The company was forecasting copper production of 365,000 tonnes in 2010.
"You have got to knock off the fact that we only got less than a half year's production at Frontier," President Clive Newall told Reuters late on Tuesday.
Frontier was forecast to produce about 90,000 tonnes of copper, implying overall copper output for the miner of about 320,000 tonnes. It produced about 374,000 tonnes in 2009.
"Production in 2011 won't be as high as we are losing a whole year at Frontier, but we are making up quite a bit from Kansanshi and Mauritania so it's not going to be a heck of a lot less than this year," he said.
Output at the 80-percent owned Kansanshi mine in Zambia will rise in 2011 and there will be a "significant" increase in output at its Guelb Moghrein mine in Mauritania, he said.
The company has three court cases outstanding, two versus the DRC and one against Eurasian Natural Resources Corp (ENRC.L), relating to the withdrawal of two licenses - Frontier and Kolwezi - in the DRC. It was stripped of the licences after the DRC said they had been illegally granted.
The case concerning the cancellation of the Kolwezi copper project, the first of the three legal cases to be started, is expected to be concluded at the end of 2012, Newall said. "An awful lot can happen in three years in the DRC, particularly when you've got elections coming up next year," he said.
The company was the DRC's single largest taxpayer in 2009, accounting for 50 percent of all tax revenue gathered, and about 2,000 workers lost their jobs as a result of the licence issues. The miner currently has no operations in the DRC.
It has yet to state how much it is seeking in damages, but analysts have estimated that the company's market capitalisation took a hit of about $2.5 billion.

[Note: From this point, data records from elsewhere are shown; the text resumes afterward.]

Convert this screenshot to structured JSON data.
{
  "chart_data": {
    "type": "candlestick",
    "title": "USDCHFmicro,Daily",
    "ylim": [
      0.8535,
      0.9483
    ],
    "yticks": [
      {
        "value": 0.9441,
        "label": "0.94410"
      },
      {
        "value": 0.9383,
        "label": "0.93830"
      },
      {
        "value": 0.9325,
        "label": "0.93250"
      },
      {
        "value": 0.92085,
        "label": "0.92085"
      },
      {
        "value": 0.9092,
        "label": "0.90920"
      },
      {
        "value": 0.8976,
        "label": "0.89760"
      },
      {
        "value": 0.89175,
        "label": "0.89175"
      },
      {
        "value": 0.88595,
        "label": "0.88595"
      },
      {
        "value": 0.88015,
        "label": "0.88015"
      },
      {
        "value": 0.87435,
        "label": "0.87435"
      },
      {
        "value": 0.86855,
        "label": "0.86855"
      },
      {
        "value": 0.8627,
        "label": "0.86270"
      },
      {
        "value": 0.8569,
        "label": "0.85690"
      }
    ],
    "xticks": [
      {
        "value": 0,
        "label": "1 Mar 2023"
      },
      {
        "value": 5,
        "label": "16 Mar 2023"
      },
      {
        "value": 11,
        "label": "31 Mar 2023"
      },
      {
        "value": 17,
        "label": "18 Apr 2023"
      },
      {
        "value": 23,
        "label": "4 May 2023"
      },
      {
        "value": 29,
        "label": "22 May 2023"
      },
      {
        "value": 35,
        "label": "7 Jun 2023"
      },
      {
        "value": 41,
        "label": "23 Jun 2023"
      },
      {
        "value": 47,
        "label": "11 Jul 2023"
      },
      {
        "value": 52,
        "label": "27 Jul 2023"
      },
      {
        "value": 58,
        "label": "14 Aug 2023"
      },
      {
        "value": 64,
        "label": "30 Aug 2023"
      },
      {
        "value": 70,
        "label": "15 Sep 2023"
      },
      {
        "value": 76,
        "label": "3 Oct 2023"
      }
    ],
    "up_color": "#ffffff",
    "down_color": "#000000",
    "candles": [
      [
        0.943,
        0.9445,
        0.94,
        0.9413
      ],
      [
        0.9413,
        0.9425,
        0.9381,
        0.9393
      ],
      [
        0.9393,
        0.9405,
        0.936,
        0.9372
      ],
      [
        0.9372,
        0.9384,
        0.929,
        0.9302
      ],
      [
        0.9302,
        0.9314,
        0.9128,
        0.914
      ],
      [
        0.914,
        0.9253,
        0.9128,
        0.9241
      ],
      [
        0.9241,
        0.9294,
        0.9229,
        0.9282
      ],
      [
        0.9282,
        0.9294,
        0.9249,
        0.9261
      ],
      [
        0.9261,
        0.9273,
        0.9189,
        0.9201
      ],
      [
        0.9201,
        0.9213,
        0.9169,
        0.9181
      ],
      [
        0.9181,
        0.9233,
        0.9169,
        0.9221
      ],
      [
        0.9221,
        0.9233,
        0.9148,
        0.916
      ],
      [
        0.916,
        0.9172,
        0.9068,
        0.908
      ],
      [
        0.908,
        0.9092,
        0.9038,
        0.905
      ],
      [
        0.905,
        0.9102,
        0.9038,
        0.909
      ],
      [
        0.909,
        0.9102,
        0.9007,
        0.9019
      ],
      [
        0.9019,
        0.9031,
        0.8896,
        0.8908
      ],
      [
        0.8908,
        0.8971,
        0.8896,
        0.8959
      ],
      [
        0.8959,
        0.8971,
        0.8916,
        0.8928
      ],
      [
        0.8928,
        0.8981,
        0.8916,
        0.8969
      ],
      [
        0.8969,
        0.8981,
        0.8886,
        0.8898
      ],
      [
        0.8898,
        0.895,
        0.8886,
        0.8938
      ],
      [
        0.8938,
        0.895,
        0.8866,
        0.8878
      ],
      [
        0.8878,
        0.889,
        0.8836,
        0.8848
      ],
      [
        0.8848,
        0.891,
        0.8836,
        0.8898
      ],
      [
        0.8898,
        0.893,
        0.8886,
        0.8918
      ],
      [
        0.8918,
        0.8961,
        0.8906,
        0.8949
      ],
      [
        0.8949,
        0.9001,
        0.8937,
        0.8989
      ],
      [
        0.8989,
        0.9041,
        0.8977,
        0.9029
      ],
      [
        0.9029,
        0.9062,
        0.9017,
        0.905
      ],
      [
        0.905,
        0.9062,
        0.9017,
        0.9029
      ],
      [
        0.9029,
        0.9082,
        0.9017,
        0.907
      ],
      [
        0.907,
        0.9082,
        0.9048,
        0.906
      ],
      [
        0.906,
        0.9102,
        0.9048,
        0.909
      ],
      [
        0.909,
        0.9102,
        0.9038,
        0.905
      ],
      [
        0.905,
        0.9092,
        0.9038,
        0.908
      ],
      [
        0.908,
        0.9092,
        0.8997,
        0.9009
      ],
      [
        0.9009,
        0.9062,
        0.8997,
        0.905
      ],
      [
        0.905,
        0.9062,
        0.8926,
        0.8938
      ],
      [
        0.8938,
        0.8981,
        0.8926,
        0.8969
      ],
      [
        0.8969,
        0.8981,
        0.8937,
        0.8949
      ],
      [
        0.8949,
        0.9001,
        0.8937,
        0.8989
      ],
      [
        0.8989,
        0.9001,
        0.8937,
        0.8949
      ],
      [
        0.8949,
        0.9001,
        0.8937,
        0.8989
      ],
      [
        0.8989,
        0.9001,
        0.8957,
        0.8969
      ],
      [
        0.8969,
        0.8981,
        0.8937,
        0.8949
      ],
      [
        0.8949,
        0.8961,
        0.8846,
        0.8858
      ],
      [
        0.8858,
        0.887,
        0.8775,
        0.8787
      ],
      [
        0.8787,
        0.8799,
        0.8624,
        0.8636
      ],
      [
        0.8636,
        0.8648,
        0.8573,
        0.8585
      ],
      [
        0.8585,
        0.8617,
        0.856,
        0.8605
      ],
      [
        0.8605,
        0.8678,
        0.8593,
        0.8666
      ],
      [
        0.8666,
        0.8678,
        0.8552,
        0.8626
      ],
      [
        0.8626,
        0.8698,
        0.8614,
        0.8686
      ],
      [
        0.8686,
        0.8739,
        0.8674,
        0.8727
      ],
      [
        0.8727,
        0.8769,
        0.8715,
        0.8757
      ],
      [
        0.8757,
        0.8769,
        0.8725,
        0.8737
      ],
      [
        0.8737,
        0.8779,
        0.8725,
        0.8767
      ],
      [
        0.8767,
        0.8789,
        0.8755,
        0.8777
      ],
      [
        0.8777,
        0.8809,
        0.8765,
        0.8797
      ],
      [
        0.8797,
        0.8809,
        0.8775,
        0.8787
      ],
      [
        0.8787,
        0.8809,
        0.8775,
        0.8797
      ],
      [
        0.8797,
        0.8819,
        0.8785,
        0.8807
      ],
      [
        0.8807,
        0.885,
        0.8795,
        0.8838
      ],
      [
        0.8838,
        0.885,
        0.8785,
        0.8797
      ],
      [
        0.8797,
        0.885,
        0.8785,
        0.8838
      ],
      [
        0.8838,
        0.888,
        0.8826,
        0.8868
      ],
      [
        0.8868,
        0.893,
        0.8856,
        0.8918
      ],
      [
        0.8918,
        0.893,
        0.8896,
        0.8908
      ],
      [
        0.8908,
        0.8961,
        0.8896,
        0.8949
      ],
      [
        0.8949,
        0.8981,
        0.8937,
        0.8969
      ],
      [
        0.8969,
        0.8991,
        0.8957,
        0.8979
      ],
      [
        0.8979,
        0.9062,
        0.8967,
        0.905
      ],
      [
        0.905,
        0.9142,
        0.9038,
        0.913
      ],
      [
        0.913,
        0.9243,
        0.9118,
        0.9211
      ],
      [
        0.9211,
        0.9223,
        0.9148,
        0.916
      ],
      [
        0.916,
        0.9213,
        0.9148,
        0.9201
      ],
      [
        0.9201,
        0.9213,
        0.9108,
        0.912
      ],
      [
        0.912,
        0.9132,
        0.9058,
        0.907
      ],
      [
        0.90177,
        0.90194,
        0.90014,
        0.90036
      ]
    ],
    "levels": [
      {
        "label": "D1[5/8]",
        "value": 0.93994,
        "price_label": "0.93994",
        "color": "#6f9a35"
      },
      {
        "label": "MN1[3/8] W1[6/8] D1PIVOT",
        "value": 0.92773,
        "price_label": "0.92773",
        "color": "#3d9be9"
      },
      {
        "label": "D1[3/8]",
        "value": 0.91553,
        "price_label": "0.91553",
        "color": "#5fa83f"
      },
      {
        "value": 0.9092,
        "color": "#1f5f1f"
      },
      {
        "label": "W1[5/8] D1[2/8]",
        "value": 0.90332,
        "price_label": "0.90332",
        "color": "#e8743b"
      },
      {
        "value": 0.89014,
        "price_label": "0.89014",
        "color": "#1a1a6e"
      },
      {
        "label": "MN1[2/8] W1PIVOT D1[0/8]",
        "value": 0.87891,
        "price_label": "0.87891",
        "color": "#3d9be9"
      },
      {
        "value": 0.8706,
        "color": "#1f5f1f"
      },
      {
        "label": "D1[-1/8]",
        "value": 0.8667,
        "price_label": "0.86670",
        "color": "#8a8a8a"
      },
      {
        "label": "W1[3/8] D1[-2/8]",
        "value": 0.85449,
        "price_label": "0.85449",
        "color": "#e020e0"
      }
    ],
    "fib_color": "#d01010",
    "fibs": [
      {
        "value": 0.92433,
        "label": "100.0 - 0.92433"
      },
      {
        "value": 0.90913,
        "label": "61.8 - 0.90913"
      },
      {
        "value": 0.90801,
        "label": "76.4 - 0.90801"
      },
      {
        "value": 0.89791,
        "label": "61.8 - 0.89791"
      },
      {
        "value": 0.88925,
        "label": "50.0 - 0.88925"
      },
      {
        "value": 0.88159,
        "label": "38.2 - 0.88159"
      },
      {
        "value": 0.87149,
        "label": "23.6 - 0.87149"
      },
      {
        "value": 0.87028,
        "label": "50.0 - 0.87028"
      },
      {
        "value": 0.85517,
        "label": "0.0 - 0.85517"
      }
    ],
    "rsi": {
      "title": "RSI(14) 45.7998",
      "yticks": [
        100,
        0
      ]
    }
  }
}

However, the company is not letting the legal cases get in the way of its development and exploration projects.
The Ravensthorpe nickel operation in Australia is expected to start up in the second half of 2011 and output from Finland's Kevitsa nickel-copper project is targeted for mid 2012.
"Our new project in Zambia is a real star," Newall said referring to the old Kalumbila copper and nickel exploration project in the North Western Province.
It is fast tracking the Sentinel project there and hopes to reach full output in 2014.
"It's a very much larger ore body than we anticipated when we started," he said, estimating that it could be one of the top 12 copper mines in the world in terms of size.
The company is carrying out a study into building a smelter at Kansanshi, its copper-gold mine already in production in the North Western province. The company is confident of being able to finance the smelter cost, seen at around $300-600 million, via any number of possible options.
"The combined projects will be well above $1 billion," Newall said.
The company, which has a market cap of about $6.7 billion, is confident about its growth programme.
"We have three new projects coming on stream over the next three years which will more than double the size of the company" from where it was before the company's was stripped of its Frontier project, Newall said.